I don’t think we are a family who loves each other in some unique or especially profound way. We have just made the words that stand for our love a constant flourish of the verbal dance we do. In the article, Hana Schank writes: “Of course everyone deserves to feel loved…But is hearing a parent say “I love you” equivalent to knowing you are loved? I would argue no.” She has point. It’s not an equivalent, and the repetition of those words—and their use at seemingly random moments—can even cause them to lose some of their meaning. All these years later, I am left wondering why I say it so damn much.
The frequency with which a parent articulates her love for her children is probably connected to how often—or not—it was said to her, when she was a child. I remember my dad telling us he loved us a lot. He was the more effusive of our parents, but he was also the less present (they divorced when I was two; he lived in a different state). Maybe the habit of verbalizing emotion—in letters, over the phone—was a crutch to deal with the distance. Maybe it was a means of compensation. My mom, on the other hand, was always there in all the ways that matter, but she doesn’t gush. While we say “I love you” on the phone now, as a routine sign-off, I don’t recall her pressing the point when I was younger.
It would have been easy for me to internalize from this childhood dynamic the cliche that “actions speak louder than words.” Instead, I took away the importance of both.
As somebody who then went on to spend years of her life studying the intricacies of language, I admit to being particularly invested in the power of words. But I also understand how, with use and time, their meanings can change. When I was a young adult, “love” was a grand thing to me, reserved for the greatest of romances, the most devoted of bonds. With that kind of heft attached to it, I didn’t say “I love you” very often. Now, however, love manifests differently for me. I have so many more relationships in my life, I am open to loving so many more people. Now love is a feeling, a flash—of friendship, of romance, of good will, of self-appreciation. It is the swell, in a given moment, of a mother adoring her child.

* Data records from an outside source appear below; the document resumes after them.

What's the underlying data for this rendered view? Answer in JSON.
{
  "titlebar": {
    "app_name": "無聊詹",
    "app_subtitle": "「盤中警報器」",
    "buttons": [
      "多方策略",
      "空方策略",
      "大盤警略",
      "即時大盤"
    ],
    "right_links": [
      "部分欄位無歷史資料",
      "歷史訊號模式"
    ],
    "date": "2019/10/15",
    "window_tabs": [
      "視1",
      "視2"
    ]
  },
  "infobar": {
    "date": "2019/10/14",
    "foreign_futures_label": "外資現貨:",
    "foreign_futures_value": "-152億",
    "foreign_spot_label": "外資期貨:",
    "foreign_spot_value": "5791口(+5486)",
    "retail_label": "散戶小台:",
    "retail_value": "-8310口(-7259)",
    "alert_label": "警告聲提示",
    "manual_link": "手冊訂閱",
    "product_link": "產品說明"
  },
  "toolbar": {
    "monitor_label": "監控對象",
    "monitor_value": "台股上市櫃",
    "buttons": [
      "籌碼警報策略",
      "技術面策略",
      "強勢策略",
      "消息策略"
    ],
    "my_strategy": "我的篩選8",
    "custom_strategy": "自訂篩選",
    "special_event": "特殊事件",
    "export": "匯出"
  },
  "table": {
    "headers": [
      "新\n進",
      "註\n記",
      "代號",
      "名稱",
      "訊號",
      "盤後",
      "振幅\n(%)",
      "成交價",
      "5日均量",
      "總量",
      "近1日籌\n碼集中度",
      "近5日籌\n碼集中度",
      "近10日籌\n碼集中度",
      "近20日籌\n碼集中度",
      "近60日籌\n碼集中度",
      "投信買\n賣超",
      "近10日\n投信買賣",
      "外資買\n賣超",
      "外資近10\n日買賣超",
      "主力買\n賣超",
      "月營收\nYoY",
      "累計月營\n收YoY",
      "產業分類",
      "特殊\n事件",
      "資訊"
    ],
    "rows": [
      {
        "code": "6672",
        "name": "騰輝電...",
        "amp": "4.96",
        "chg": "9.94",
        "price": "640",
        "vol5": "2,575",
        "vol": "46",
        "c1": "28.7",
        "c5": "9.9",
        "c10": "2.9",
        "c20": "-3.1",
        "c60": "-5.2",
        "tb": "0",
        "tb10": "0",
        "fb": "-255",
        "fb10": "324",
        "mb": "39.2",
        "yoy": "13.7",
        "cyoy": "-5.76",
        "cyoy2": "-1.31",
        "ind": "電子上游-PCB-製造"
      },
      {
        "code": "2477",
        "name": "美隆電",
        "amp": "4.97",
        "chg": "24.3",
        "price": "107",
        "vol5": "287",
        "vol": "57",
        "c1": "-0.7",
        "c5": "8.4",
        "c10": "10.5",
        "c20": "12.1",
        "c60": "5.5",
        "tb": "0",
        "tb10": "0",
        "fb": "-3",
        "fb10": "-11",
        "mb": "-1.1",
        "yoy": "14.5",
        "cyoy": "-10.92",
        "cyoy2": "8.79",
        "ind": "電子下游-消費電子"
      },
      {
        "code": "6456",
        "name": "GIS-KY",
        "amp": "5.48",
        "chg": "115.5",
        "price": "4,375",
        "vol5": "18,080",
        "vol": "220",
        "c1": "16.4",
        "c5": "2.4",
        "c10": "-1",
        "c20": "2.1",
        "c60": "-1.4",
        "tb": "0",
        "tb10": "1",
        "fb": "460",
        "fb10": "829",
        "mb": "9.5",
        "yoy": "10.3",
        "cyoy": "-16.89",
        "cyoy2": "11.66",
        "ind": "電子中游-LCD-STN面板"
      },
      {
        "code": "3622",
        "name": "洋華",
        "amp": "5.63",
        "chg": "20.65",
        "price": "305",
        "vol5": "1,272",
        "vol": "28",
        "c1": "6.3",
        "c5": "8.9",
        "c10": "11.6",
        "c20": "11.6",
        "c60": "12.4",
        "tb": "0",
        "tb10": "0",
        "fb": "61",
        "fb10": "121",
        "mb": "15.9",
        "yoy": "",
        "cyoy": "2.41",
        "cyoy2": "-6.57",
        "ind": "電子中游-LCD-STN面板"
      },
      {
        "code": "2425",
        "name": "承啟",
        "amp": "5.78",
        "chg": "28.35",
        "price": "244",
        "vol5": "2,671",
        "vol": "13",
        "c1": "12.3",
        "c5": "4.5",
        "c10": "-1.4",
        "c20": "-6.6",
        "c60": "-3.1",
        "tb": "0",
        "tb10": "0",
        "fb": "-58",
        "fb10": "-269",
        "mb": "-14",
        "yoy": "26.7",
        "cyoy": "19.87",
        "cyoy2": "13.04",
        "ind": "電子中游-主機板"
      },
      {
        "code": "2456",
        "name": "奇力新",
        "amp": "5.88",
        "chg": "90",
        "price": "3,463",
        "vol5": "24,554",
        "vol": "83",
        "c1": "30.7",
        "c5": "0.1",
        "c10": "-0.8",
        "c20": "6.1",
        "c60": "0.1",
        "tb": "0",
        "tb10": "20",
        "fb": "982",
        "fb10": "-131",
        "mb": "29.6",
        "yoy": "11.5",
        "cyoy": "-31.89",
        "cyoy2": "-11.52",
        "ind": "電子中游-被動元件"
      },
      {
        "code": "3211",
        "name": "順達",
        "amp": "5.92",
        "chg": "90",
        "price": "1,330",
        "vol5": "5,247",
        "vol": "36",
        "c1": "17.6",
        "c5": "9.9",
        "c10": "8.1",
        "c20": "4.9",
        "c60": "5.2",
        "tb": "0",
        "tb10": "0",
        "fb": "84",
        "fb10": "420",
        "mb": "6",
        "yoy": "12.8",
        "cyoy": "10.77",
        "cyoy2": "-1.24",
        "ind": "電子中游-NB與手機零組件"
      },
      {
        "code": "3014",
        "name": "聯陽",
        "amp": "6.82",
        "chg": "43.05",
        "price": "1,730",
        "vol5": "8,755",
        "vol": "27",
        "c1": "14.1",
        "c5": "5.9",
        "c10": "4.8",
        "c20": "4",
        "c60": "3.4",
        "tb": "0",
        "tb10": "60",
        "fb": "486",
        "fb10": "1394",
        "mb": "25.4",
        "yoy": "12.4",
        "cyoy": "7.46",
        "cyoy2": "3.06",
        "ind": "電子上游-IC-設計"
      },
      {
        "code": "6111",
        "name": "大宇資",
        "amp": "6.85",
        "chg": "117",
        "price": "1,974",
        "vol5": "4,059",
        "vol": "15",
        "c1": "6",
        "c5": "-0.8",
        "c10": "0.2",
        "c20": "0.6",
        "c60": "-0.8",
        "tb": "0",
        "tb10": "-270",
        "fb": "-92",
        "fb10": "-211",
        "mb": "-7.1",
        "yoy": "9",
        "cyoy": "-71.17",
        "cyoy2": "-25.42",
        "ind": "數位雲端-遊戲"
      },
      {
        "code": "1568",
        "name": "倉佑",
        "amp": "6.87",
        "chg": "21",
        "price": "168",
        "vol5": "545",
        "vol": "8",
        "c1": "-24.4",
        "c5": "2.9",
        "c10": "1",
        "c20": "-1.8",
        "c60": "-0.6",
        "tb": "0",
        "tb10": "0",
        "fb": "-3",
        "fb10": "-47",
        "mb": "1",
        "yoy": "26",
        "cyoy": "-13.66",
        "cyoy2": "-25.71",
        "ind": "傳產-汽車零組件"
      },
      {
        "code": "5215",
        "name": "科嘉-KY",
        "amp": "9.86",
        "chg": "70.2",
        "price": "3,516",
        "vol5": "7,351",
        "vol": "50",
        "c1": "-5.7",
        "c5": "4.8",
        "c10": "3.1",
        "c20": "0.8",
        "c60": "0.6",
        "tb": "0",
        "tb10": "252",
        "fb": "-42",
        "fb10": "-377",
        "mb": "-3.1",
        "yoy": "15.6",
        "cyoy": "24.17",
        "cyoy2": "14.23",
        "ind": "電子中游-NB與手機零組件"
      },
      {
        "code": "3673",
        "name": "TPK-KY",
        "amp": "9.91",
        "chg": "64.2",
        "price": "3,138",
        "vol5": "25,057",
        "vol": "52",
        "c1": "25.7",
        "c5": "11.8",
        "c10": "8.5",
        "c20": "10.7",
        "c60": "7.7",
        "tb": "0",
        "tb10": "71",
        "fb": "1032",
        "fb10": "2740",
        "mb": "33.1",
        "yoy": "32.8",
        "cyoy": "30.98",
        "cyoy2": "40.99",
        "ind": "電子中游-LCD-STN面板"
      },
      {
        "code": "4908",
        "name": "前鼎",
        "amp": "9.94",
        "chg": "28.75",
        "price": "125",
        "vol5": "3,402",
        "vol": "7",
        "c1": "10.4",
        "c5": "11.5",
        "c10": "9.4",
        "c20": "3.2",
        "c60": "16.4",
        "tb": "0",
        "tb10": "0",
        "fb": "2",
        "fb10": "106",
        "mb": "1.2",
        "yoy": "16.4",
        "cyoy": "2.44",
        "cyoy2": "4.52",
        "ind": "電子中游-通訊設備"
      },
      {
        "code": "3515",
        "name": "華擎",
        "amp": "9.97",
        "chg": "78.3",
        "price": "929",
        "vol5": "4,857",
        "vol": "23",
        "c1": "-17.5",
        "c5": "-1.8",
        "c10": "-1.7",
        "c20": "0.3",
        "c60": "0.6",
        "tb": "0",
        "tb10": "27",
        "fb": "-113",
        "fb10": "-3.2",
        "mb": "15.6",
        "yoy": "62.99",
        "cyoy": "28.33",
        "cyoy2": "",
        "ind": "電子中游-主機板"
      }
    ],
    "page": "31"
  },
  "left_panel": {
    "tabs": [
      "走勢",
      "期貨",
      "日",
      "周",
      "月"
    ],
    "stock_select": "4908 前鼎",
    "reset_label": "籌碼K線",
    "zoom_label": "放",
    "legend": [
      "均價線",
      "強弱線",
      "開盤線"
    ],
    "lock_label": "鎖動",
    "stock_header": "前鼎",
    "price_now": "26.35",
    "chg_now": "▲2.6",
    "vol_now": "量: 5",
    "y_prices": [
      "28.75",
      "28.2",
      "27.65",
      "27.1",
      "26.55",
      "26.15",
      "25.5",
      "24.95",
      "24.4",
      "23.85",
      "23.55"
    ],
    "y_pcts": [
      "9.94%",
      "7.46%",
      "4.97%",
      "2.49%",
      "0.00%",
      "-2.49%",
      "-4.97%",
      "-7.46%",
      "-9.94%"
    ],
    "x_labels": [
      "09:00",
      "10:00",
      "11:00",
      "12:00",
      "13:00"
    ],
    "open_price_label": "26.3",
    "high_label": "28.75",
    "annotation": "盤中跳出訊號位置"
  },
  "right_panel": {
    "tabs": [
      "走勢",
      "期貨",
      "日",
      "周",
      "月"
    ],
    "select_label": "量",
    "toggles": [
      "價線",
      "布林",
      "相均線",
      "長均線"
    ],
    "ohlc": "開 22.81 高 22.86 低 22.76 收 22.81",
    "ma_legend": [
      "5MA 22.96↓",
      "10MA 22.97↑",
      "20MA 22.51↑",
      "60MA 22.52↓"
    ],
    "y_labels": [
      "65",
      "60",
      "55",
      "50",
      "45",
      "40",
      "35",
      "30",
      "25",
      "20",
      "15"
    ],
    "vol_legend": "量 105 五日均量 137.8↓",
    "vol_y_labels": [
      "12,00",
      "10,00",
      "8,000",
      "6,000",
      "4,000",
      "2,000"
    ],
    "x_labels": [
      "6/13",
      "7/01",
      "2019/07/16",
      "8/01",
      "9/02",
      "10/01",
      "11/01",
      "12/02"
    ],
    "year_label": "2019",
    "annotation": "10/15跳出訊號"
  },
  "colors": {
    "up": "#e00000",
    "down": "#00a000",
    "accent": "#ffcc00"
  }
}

And when I feel it, I make every effort to say it.
In her book Love 2.0, Barbara Fredrickson describes love as a micro-moment of positivity resonance, “a connection, characterized by a flood of positive emotions, which you share with another person—any other person—whom you happen to connect with in the course of your day.” “Positivity resonance” is not an eloquent or especially lush way to describe a phenomenon poets have been struggling, from the beginning of time, to immortalize. And yet, the idea resonates with me: love, not as a continually present emotion, but as those seconds in any day when your heart bursts and your mind surges, when you are, boom, just like that, struck by a genuine connection to another person.
Maternal love might very well be deep and constant. But when I say “I love you” to my kids, it is, much of the time, because I am experiencing this temporary “flood of emotion.” It’s a verbal bear hug. It is a way to communicate, even from across the room, that despite whatever else is going on, in that second I feel truly connected to them. I actively cherish their existence.
There are a lot of reasons why a family might not say “I love you” to one another that have nothing to do with love’s lack. For some families, there is a gap between emotion and language, generated by the assumption that translating feelings directly into words is unnecessary or problematic. For others, “I love you” is simply too generic an expression, a shorthand better avoided in favor of more exact declarations of adoration, more specific acts of kindness.
For us, however, it is an important part of family life. Amidst the chaos of our days, we reach out to each other repeatedly with these little words that do big work. In this digital age, we don’t even need words anymore. We have emoticons, we have acronyms. Is a red heart from my son, popping up on iMessage, a further cheapening of this grand sentiment? I don’t think so. “Lysm,” he writes now, which means (apparently), “love you so much.” And when I see it on my screen I know, in that instant, he really does.